Bahwa dari keseluruhan anggaran tersebut, terdiri dari 120 penerima bantuan, dengan jumlah dana bantuan berupa uang yang diperoleh masing-masing penerima yakni sebesar Rp22 juta lebih. Kamis (23/10/2025).
Yang mana sudah mencakup biaya material serta upah kerja tukang sesuai dengan Rencana Anggaran Biaya (RAB) dan mobilisasi material dari dan menuju ke Lokasi pekerjaan.
Selanjutnya di dalam pembentukan Daftar Rencana Pembelian Bahan Bangunan (DPRB2), masyarakat penerima tidak pernah dilibatkan dan DPRB2 yang seharusnya diberikan kepada penerima justru tidak diserahkan, sehingga penerima bantuan tidak mengetahui bahan material apa saja yang seharusnya diperoleh.

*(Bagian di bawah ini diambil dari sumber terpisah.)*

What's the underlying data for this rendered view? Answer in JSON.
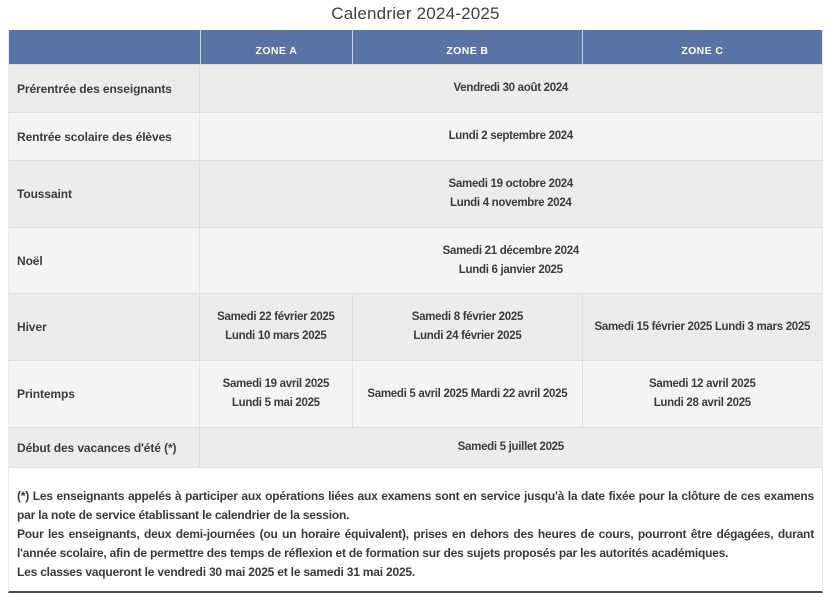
{
  "title": "Calendrier 2024-2025",
  "colors": {
    "header_background": "#5b73a4",
    "row_stripe_dark": "#ececec",
    "row_stripe_light": "#f4f4f4",
    "bottom_border": "#4b4b4b",
    "text": "#3c3c3c"
  },
  "table": {
    "zone_headers": [
      "ZONE A",
      "ZONE B",
      "ZONE C"
    ],
    "rows": [
      {
        "label": "Prérentrée des enseignants",
        "merged": [
          "Vendredi 30 août 2024"
        ]
      },
      {
        "label": "Rentrée scolaire des élèves",
        "merged": [
          "Lundi 2 septembre 2024"
        ]
      },
      {
        "label": "Toussaint",
        "merged": [
          "Samedi 19 octobre 2024",
          "Lundi 4 novembre 2024"
        ]
      },
      {
        "label": "Noël",
        "merged": [
          "Samedi 21 décembre 2024",
          "Lundi 6 janvier 2025"
        ]
      },
      {
        "label": "Hiver",
        "zone_a": [
          "Samedi 22 février 2025",
          "Lundi 10 mars 2025"
        ],
        "zone_b": [
          "Samedi 8 février 2025",
          "Lundi 24 février 2025"
        ],
        "zone_c": [
          "Samedi 15 février 2025 Lundi 3 mars 2025"
        ]
      },
      {
        "label": "Printemps",
        "zone_a": [
          "Samedi 19 avril 2025",
          "Lundi 5 mai 2025"
        ],
        "zone_b": [
          "Samedi 5 avril 2025 Mardi 22 avril 2025"
        ],
        "zone_c": [
          "Samedi 12 avril 2025",
          "Lundi 28 avril 2025"
        ]
      },
      {
        "label": "Début des vacances d'été (*)",
        "merged": [
          "Samedi 5 juillet 2025"
        ]
      }
    ]
  },
  "footnotes": {
    "p1": "(*) Les enseignants appelés à participer aux opérations liées aux examens sont en service jusqu'à la date fixée pour la clôture de ces examens par la note de service établissant le calendrier de la session.",
    "p2": "Pour les enseignants, deux demi-journées (ou un horaire équivalent), prises en dehors des heures de cours, pourront être dégagées, durant l'année scolaire, afin de permettre des temps de réflexion et de formation sur des sujets proposés par les autorités académiques.",
    "p3": "Les classes vaqueront le vendredi 30 mai 2025 et le samedi 31 mai 2025."
  }
}
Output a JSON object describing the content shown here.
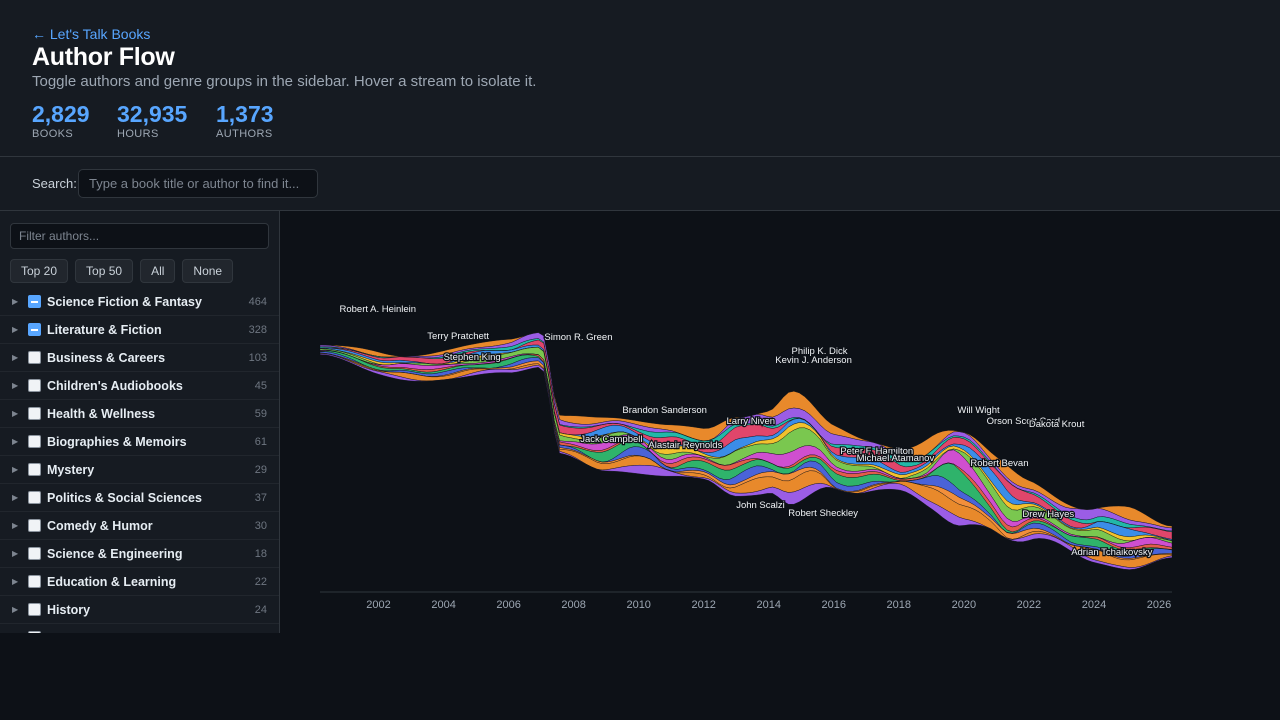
{
  "header": {
    "back_link": "← Let's Talk Books",
    "title": "Author Flow",
    "subtitle": "Toggle authors and genre groups in the sidebar. Hover a stream to isolate it.",
    "stats": [
      {
        "value": "2,829",
        "label": "BOOKS"
      },
      {
        "value": "32,935",
        "label": "HOURS"
      },
      {
        "value": "1,373",
        "label": "AUTHORS"
      }
    ]
  },
  "search": {
    "label": "Search:",
    "placeholder": "Type a book title or author to find it..."
  },
  "sidebar": {
    "filter_placeholder": "Filter authors...",
    "buttons": [
      "Top 20",
      "Top 50",
      "All",
      "None"
    ],
    "genres": [
      {
        "label": "Science Fiction & Fantasy",
        "count": "464",
        "checked": true
      },
      {
        "label": "Literature & Fiction",
        "count": "328",
        "checked": true
      },
      {
        "label": "Business & Careers",
        "count": "103",
        "checked": false
      },
      {
        "label": "Children's Audiobooks",
        "count": "45",
        "checked": false
      },
      {
        "label": "Health & Wellness",
        "count": "59",
        "checked": false
      },
      {
        "label": "Biographies & Memoirs",
        "count": "61",
        "checked": false
      },
      {
        "label": "Mystery",
        "count": "29",
        "checked": false
      },
      {
        "label": "Politics & Social Sciences",
        "count": "37",
        "checked": false
      },
      {
        "label": "Comedy & Humor",
        "count": "30",
        "checked": false
      },
      {
        "label": "Science & Engineering",
        "count": "18",
        "checked": false
      },
      {
        "label": "Education & Learning",
        "count": "22",
        "checked": false
      },
      {
        "label": "History",
        "count": "24",
        "checked": false
      }
    ]
  },
  "chart_data": {
    "type": "area",
    "x_ticks": [
      "2002",
      "2004",
      "2006",
      "2008",
      "2010",
      "2012",
      "2014",
      "2016",
      "2018",
      "2020",
      "2022",
      "2024",
      "2026"
    ],
    "xlim": [
      2000.2,
      2026.4
    ],
    "annotations": [
      {
        "text": "Robert A. Heinlein",
        "x": 2000.8
      },
      {
        "text": "Terry Pratchett",
        "x": 2003.5
      },
      {
        "text": "Stephen King",
        "x": 2004.0
      },
      {
        "text": "Simon R. Green",
        "x": 2007.1
      },
      {
        "text": "Brandon Sanderson",
        "x": 2009.5
      },
      {
        "text": "Jack Campbell",
        "x": 2008.2
      },
      {
        "text": "Alastair Reynolds",
        "x": 2010.3
      },
      {
        "text": "Larry Niven",
        "x": 2012.7
      },
      {
        "text": "Philip K. Dick",
        "x": 2014.7
      },
      {
        "text": "Kevin J. Anderson",
        "x": 2014.2
      },
      {
        "text": "John Scalzi",
        "x": 2013.0
      },
      {
        "text": "Robert Sheckley",
        "x": 2014.6
      },
      {
        "text": "Peter F. Hamilton",
        "x": 2016.2
      },
      {
        "text": "Michael Atamanov",
        "x": 2016.7
      },
      {
        "text": "Will Wight",
        "x": 2019.8
      },
      {
        "text": "Orson Scott Card",
        "x": 2020.7
      },
      {
        "text": "Dakota Krout",
        "x": 2022.0
      },
      {
        "text": "Robert Bevan",
        "x": 2020.2
      },
      {
        "text": "Drew Hayes",
        "x": 2021.8
      },
      {
        "text": "Adrian Tchaikovsky",
        "x": 2023.3
      }
    ],
    "colors": [
      "#e8892b",
      "#9b5de5",
      "#22b8a8",
      "#e0466b",
      "#3b8de8",
      "#f2c12e",
      "#7ac74f",
      "#cf4fcf",
      "#e25c4a",
      "#2fb36b",
      "#4a63d8",
      "#f28f3b"
    ]
  }
}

Selain itu, toko atau penyedia yang ditunjuk dalam hal ini CV. RAHMAT BAROKAH JAYA.
Mirisnya, penunjukannya tidak dilakukan melalui mekanisme yang telah diatur dalam Pedoman Teknis Pelaksanaan Dana Alokasi Khusus Bidang Perumahan Dan Permukiman Sub Bidang Rumah Swadaya pun juga tidak memiliki toko, sehingga tidak memenuhi persayaratan penunjukan toko/penyedia.
Terlebih lagi, bahan material yang disalurkan tidak juga sesuai dengan DPRB2 yang menyebabkan masyarakat penerima bantuan mengalami kekurangan bahan material, akan tetapi pencairan anggaran tersebut telah dilakukan 100% ke rekening CV. RAHMAT BAROKAH JAYA.

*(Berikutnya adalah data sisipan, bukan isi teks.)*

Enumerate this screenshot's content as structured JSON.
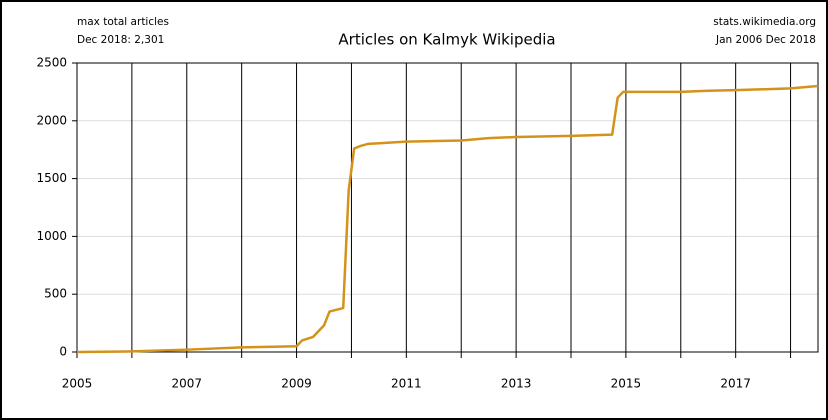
{
  "chart_data": {
    "type": "line",
    "title": "Articles on Kalmyk Wikipedia",
    "annotations": [
      "max total articles",
      "Dec 2018: 2,301",
      "stats.wikimedia.org",
      "Jan 2006 Dec 2018"
    ],
    "x": [
      2005.0,
      2006.0,
      2007.0,
      2008.0,
      2009.0,
      2009.1,
      2009.3,
      2009.5,
      2009.6,
      2009.85,
      2009.95,
      2010.05,
      2010.15,
      2010.3,
      2011.0,
      2012.0,
      2012.5,
      2013.0,
      2014.0,
      2014.75,
      2014.85,
      2014.95,
      2016.0,
      2016.5,
      2017.0,
      2018.0,
      2018.5
    ],
    "values": [
      0,
      5,
      20,
      40,
      50,
      100,
      130,
      230,
      350,
      380,
      1400,
      1760,
      1780,
      1800,
      1820,
      1830,
      1850,
      1860,
      1870,
      1880,
      2200,
      2250,
      2250,
      2260,
      2265,
      2280,
      2301
    ],
    "color": "#d4921a",
    "xlim": [
      2005,
      2018.5
    ],
    "xticks": [
      2005,
      2007,
      2009,
      2011,
      2013,
      2015,
      2017
    ],
    "xminor": [
      2006,
      2008,
      2010,
      2012,
      2014,
      2016,
      2018
    ],
    "ylim": [
      0,
      2500
    ],
    "yticks": [
      0,
      500,
      1000,
      1500,
      2000,
      2500
    ],
    "grid": true
  }
}
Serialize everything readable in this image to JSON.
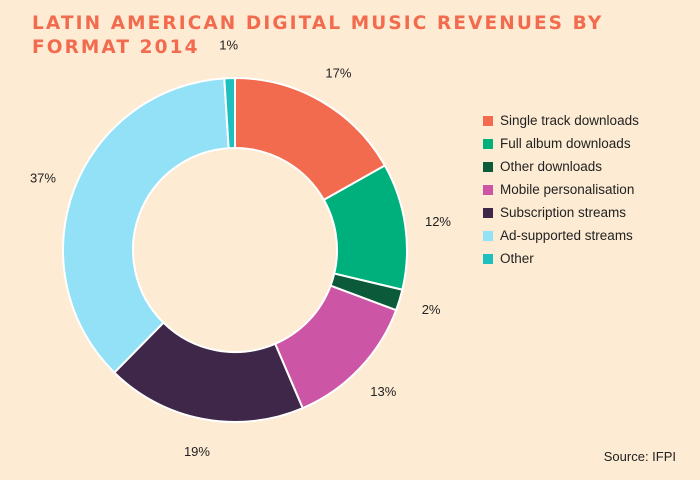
{
  "chart_data": {
    "type": "pie",
    "title": "Latin American digital music revenues by format 2014",
    "donut": true,
    "start_angle_deg": 0,
    "legend_position": "right",
    "slices": [
      {
        "name": "Single track downloads",
        "value": 17,
        "label": "17%",
        "color": "#f26b4e"
      },
      {
        "name": "Full album downloads",
        "value": 12,
        "label": "12%",
        "color": "#00b07c"
      },
      {
        "name": "Other downloads",
        "value": 2,
        "label": "2%",
        "color": "#0b5a3a"
      },
      {
        "name": "Mobile personalisation",
        "value": 13,
        "label": "13%",
        "color": "#cc56a5"
      },
      {
        "name": "Subscription streams",
        "value": 19,
        "label": "19%",
        "color": "#3e2748"
      },
      {
        "name": "Ad-supported streams",
        "value": 37,
        "label": "37%",
        "color": "#93e1f7"
      },
      {
        "name": "Other",
        "value": 1,
        "label": "1%",
        "color": "#1ebfbf"
      }
    ]
  },
  "source": "Source: IFPI"
}
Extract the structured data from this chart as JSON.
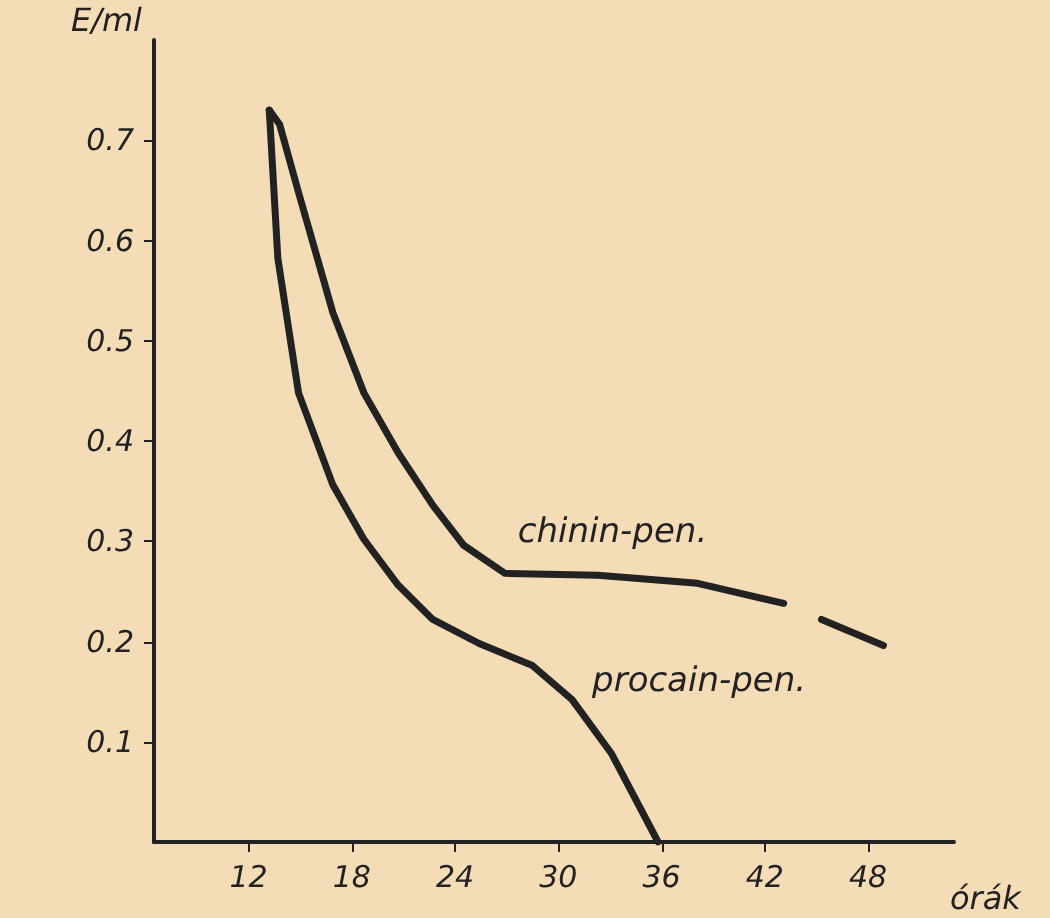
{
  "chart_data": {
    "type": "line",
    "xlabel": "órák",
    "ylabel": "E/ml",
    "legend": false,
    "grid": false,
    "marker": "none",
    "line_style": "solid",
    "xlim": [
      6.5,
      53
    ],
    "xticks": [
      12,
      18,
      24,
      30,
      36,
      42,
      48
    ],
    "ylim": [
      0,
      0.8
    ],
    "yticks": [
      0.1,
      0.2,
      0.3,
      0.4,
      0.5,
      0.6,
      0.7
    ],
    "series": [
      {
        "name": "chinin-pen.",
        "color": "#222222",
        "x": [
          13.2,
          13.8,
          14.9,
          16.9,
          18.7,
          20.7,
          22.7,
          24.5,
          26.9,
          32.3,
          38.1,
          43.1,
          44.2,
          45.3,
          48.9
        ],
        "values": [
          0.73,
          0.716,
          0.648,
          0.528,
          0.448,
          0.388,
          0.336,
          0.296,
          0.268,
          0.266,
          0.258,
          0.238,
          null,
          0.222,
          0.196
        ]
      },
      {
        "name": "procain-pen.",
        "color": "#222222",
        "x": [
          13.2,
          13.7,
          14.9,
          16.9,
          18.7,
          20.7,
          22.7,
          25.4,
          28.5,
          30.8,
          33.1,
          35.8
        ],
        "values": [
          0.73,
          0.582,
          0.448,
          0.356,
          0.302,
          0.256,
          0.222,
          0.198,
          0.176,
          0.142,
          0.088,
          0
        ]
      }
    ]
  }
}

Bahwa sebagai bagian dari rangkaian proses penyidikan tersebut, Jaksa Penyidik Kejaksaan Negeri Tual pada hari ini, Rabu, 22 Oktober 2025, telah melaksanakan upaya paksa berupa penggeledahan di Kantor PT. Bank Pembangunan Daerah Maluku (BPDM) Cabang Tual di Langgur.
Penggeledahan itu berdasarkan Surat Perintah Penggeledahan Nomor: PRINT-519/Q.1.12/Fd.2/10/2025 tanggal 17 Oktober 2025, yang telah memperoleh izin dari Ketua Pengadilan Negeri Tual. (IM-06).